To Be Continued....

To Be Continued

John Paul Derryberry

My wife's old colleague, now friend, a former boss turned friendly sounding board, and the best friend who married my wife and I walk into a bar. Stop me if you have heard this before.  The old joke set-up works for me this week. A mad dash through Iowa City, Iowa, resulted in visits with people Anne and I used to interact with weekly, if not daily. A free gift of Iowa Hawkeye Women's basketball tickets turned into a quick family getaway, which was both awesome and a smidge stressful because traveling for 5 and 6 years is never completely smooth. 

Yet, while driving home, I pondered those excellent relationships that can pick up where you left off after a long time apart. Like when a TV show has delays and the time between season releases frustrates the viewer, but once the theme song hits, all is forgiven. It's an endearing quality humans have evolved into over the years. The notion and recognition that we must eventually part from people we hold near and dear. Life paths are different, yet when those paths seem to cross again, we interact as if the time apart was mere days, not months and years. 

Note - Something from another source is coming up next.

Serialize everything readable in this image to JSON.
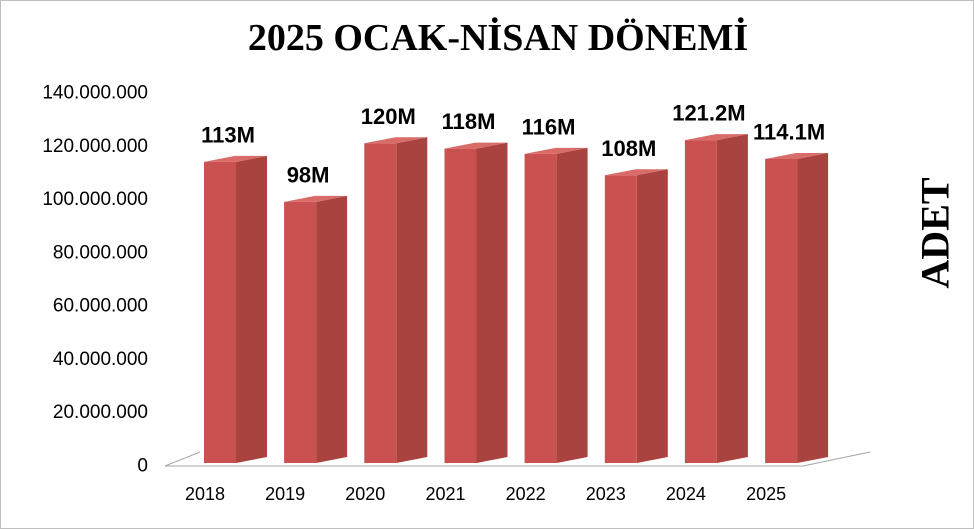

For me, it's an old-fashioned notion that the world seems hell-bent on pitting everyone against each other. I found solace in reconnecting, and we were genuinely happy for each other's successes and growth in our time apart. Even if part of their stories, I thought, well, that's not what I would do for my life. The piece of that sentence is "my life." We are a little into everyone's life like I do right now. It was a refreshing reminder that as bad as some people make it out to be if more of us look past that noise, we will find a world willing to reconnect, even over differences we may have. 

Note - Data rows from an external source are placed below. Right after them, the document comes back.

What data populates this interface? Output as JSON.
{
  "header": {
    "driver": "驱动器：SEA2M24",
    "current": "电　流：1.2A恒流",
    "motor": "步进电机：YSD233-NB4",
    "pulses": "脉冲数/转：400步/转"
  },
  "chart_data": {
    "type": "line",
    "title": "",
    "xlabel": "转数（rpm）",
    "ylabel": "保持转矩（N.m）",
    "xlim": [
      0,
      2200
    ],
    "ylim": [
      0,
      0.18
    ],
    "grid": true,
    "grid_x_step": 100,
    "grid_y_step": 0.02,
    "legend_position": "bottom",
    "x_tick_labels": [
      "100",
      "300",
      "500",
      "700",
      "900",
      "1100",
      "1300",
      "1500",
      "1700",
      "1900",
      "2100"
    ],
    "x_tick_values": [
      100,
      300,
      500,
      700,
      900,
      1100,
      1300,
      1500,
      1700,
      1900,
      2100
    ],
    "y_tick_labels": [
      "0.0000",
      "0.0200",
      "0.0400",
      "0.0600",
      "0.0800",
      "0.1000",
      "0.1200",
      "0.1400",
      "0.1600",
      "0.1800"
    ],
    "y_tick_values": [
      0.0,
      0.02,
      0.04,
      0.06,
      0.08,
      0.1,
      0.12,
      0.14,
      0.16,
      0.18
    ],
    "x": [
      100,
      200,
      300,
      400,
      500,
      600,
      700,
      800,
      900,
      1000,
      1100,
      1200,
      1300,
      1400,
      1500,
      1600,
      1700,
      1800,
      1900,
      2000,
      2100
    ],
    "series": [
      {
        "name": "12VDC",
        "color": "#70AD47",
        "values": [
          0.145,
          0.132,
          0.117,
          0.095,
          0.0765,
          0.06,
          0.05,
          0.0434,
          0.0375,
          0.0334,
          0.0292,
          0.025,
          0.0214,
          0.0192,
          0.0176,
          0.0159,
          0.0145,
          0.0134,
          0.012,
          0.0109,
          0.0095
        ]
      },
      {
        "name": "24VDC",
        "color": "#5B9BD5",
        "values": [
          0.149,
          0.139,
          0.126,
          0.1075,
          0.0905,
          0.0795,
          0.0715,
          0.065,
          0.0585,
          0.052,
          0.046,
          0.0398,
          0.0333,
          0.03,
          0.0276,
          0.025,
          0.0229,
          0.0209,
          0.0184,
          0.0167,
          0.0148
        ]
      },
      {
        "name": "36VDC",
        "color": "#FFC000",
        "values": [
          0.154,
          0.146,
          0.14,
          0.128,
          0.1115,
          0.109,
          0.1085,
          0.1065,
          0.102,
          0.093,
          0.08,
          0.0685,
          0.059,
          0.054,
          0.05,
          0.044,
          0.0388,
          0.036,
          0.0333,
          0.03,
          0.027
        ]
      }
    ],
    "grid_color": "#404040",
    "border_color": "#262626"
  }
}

It's a reminder to stay engaged in relationships, reconnect when life allows, and see what people have accomplished since we last parted. It's not perfect; nothing ever is. And honestly, perfect sounds really dull. It is authentic, which we could use more in our lives. So many life moments are edited, cropped, and filtered for social media as if that is real life.  Maybe life and relationships would be better understood through the lens of long friends reconnecting. We can pick up where we left off, and when we part again, we can say to be continued. Nothing really ever finished, to waiting to be picked back up again.